< 加藤政変劇の評価 >
船田―私も山崎派に所属をしていますが、現職ではなかったのでお声がかからなくて、むしろホッとしたなと思っているところも正直あります。ただ、森内閣では持たないのではないかという考え方は非常によくわかりますし、それを閉塞状況の自民党内で、代えるべきだといい始めた勇気を、私は高く評価したいと思っています。ただ、いろいろ聞いていますと、内閣不信任案に賛成して、なお自民党にとどまるというのは矛盾しているのではないかと思います。森内閣を作ったのもわれわれ自民党員であるし、投票もしているわけですから、それが気に入らないという事で不信任案に賛成するということであれば、自民党の枠の外に出て議論しなければいけないし、行動もしなければいけない。
現に私は、7年前、小沢、羽田孜両先生とともに当時の宮沢内閣不信任案に賛成しました。
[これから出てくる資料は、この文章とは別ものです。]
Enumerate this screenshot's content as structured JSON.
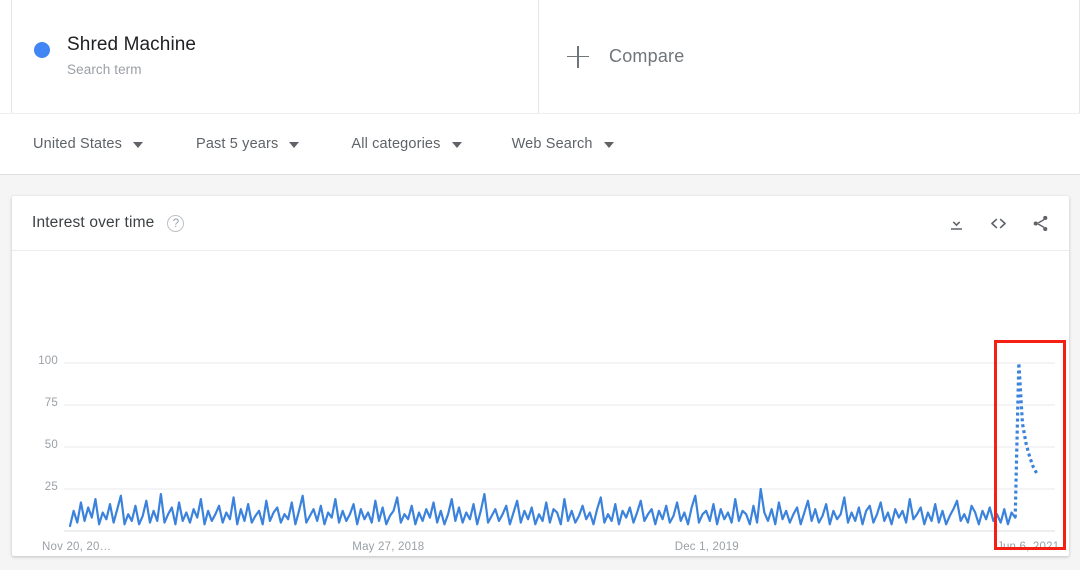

その際自分自身が、宮沢内閣の経企庁長官だったので、自分で自分を不信任するわけにはいきませんから、まず、経企庁長官を辞任したうえで、内閣不信任案に賛成しました。その時には離党届を胸ポケットに入れて、投票後直ちに離党し新生党を作ったわけです。そういった一連の確固としたシナリオを持ってやらないと、挫折してしまうのではないかと思いました。
森本―私も外務省にいたので、加藤さんというのは役所の先輩なのですが、外務官僚の一番悪いところというのは、内政の戦略ができないことなんです。私は今回の一連の政治劇をどう見ているかというと、一つには自分の派閥というものにはきちんと説得をして、派閥が一丸となって加藤先生の言う通りにしようというダイナミズムを政治の場で実現しなければ、本当の政治家ではないです。やはり、派閥の中が分かれてしまうようでは、先行き見通しが甘かったと言われてもしかたがない。それと現在の政権で持たないんだという論理はわかるが、「70数パーセントの国民が政権を支持していない。だから今の政権はだめなんだ。」という論理は、評論家のやる論理でありまして、これは言わば本末転倒なんです。私は現在の政権のここがおかしいと思う、私が政権を担当すればこうするとちゃんと政策を具体的に言うべきです。国民の支持がこれだけ低いから、だから今の政権は悪いというのは、それはどこかの論説委員が言うべきもので、私は政治家の言うべきことではないと思うんです。(拍手)
山崎派は確かに同じ船に乗ったという、その船には実は穴があいていたというのは少し残念でしたが、その泥舟に一緒に乗ったにしては、山崎先生というのは派の中から多くの反対も出なかった。それは政党人として正しく評価されるべきであろうと思っています。けっこう傷ついたけれども男を上げたと思います。加藤さんは傷ついただけです。船田さんが反逆する時はよくよく戦略を打っておかないと、多くの人が路頭に迷うことになるわけです。〈笑い〉いくときには潔く、花と散ってもらわないといけないのですが、しかしやるからには、やっぱり戦略を練ってよくよくやらないとだめですよね。私は今回のことに関しては非常に失望して、この1日半くらいは虚脱感があってものを言うのも嫌なんですが、しかし人間はどんなに苦しくても生きていかないといけないと江藤淳先生が常に言っておられたことを思い直して、気持ちを改めて来たのです。
さて、こういう日本の政治というのが非常に閉塞状態にあって、これから船田さんに何をやってもらうかと考えるときに、やはり、日本でわれわれが一番関心を持っているのは景気や経済をどうやって立て直すかということです。この臨時国会でやろうとしている補正予算では来年前半の景気の掘り起こしというのは、少し無理だなと私は思いますし、多くのエコノミストがそう言っている。船田さんはこれからの日本の財政というものをどういうふうに考えているのか、是非ともお聞かせください。